Thursday, July 11, 2013

My discovery of "semantic security"

One interesting thing I forgot to mention in the previous post about homomorphic encryption: the concept of semantic security.

It was actually a major stumbling block for me. When I got to the passage that mentions the concept, the author casually remarks that "semantic security is an expected feature of public key cryptosystems", and then defines the term as follows: a system is semantically secure if, given two plaintexts and the ciphertext of one of them, an attacker cannot do better than chance in guessing which plaintext goes with that ciphertext.

That didn't make sense because I had always assumed that the defining feature of public key cryptography was that the attacker is permitted unlimited chosen-plaintext attacks, which -- I thought -- means that the attacker always gets to know what ciphertext goes with any plaintext. So how can you make it so that the attacker can -- as required for public key encryption -- produce valid ciphertexts from arbitrary plaintext, and yet still have a semantically secure cryptosystem? Couldn't the attacker just encrypt both plaintexts to figure out which one corresponds to the given ciphertext?

What I missed was that you can use a one-to-many cipher: that is, the same plaintext corresponds to many ciphertexts. What's more, it's actually trivial to convert a plain-vanilla one-to-one public key cipher into a one-to-many semantically secure version. Here's how: just before applying the encryption step, generate a random number (a "nonce") and append it to the plaintext, with the proviso that the recipient with look for it in that position and strip it off after decryption.

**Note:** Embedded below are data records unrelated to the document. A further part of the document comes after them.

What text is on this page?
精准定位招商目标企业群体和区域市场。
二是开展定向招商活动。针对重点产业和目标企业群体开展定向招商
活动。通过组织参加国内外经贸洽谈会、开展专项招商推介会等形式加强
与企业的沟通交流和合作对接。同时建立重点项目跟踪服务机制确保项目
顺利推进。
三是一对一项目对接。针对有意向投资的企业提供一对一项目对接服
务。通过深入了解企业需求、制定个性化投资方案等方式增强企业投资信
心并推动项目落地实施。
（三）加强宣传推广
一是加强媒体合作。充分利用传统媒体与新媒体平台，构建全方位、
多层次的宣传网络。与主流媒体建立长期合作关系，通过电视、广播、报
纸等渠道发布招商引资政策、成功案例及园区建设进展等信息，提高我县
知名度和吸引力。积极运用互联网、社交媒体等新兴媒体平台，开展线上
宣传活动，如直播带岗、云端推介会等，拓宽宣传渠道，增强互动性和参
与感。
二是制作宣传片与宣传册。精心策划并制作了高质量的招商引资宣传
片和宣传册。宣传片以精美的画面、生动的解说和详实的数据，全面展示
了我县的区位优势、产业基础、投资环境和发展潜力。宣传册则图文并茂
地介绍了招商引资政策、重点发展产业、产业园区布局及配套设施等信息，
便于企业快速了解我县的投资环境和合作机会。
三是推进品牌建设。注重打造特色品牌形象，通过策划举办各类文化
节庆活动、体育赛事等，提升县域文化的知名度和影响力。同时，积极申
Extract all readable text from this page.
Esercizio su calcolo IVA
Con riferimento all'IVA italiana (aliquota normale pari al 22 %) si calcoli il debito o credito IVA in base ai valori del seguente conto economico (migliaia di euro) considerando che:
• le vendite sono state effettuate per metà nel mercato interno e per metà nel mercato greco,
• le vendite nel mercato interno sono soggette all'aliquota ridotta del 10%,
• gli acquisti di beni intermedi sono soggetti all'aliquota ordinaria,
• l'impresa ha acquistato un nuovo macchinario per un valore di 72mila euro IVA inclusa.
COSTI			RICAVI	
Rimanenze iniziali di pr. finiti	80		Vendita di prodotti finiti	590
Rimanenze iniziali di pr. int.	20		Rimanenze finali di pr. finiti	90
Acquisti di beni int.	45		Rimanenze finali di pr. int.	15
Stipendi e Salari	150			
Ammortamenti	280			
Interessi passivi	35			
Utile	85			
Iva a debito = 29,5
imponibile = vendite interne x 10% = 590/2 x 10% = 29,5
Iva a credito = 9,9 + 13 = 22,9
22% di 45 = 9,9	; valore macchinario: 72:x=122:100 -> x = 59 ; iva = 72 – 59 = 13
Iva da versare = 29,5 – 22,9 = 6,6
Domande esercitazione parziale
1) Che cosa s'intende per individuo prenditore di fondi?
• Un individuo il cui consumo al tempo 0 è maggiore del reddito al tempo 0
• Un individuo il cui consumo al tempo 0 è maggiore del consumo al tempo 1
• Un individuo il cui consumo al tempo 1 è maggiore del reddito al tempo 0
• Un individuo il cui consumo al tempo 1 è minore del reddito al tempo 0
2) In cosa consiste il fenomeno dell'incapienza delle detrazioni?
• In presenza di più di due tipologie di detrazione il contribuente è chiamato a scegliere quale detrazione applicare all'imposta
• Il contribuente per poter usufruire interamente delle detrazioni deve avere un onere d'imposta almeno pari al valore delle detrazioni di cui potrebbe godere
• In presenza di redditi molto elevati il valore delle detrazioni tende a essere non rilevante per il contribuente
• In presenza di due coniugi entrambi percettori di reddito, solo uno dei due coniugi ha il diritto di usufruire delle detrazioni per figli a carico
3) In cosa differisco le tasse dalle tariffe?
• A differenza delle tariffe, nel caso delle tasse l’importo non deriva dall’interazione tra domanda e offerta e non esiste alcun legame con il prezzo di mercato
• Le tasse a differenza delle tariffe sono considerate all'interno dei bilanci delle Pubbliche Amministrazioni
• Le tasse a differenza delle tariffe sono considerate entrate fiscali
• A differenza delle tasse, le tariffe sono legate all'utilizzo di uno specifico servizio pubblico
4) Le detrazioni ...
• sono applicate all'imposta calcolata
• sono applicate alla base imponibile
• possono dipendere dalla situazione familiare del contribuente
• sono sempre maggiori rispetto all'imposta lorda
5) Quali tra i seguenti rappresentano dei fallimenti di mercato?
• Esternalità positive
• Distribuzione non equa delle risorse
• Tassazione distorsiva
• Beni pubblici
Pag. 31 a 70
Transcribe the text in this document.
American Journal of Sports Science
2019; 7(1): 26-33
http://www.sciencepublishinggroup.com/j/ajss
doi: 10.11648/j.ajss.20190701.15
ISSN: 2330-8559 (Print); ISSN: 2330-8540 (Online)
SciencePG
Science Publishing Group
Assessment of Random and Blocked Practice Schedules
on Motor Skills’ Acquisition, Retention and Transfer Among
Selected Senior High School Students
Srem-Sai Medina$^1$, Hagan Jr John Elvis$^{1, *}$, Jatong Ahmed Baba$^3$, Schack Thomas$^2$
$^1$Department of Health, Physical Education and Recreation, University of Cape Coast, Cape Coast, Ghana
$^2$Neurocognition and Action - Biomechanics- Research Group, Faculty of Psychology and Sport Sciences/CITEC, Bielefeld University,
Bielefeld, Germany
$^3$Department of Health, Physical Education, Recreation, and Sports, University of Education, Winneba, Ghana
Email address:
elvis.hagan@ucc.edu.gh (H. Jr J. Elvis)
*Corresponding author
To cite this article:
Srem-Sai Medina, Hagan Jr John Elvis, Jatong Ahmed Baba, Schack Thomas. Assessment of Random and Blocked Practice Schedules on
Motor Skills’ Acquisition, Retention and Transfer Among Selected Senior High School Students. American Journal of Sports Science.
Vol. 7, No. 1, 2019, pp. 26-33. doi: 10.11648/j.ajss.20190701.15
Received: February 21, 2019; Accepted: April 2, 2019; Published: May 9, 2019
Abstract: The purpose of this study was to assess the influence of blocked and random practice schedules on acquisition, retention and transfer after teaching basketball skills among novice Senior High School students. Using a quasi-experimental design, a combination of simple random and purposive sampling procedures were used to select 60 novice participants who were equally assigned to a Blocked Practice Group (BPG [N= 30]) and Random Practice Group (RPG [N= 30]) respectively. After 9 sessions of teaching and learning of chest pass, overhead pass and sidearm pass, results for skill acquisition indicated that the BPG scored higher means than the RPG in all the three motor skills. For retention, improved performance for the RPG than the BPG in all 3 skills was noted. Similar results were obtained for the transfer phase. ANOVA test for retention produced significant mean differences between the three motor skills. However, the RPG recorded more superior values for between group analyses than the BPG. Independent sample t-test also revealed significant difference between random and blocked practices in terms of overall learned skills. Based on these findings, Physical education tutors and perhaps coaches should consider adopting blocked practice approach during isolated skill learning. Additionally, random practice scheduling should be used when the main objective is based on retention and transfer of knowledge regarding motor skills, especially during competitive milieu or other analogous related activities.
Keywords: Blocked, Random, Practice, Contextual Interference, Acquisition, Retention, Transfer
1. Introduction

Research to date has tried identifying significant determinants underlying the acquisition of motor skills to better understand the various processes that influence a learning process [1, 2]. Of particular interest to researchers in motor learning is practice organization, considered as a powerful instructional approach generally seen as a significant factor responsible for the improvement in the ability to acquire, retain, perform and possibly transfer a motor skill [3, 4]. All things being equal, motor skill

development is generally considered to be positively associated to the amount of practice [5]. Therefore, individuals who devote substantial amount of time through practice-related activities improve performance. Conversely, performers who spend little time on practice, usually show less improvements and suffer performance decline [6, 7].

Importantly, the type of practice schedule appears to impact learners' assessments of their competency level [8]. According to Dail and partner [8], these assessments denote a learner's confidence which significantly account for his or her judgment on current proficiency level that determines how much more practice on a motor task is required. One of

This way, in order for an attacker to try to guess the plaintext in the game above, it's no longer enough for them to simply encrypt both plaintexts: a random number was inserted in the process. This means that in order to find a match between a plaintext and a ciphertext, the attacker must encrypt each plaintext with every possible nonce, which requires resources that increase exponentially with the size of the nonce used. (That is, an n-bit nonce can have 2^n possible values.)

The more you know (tm).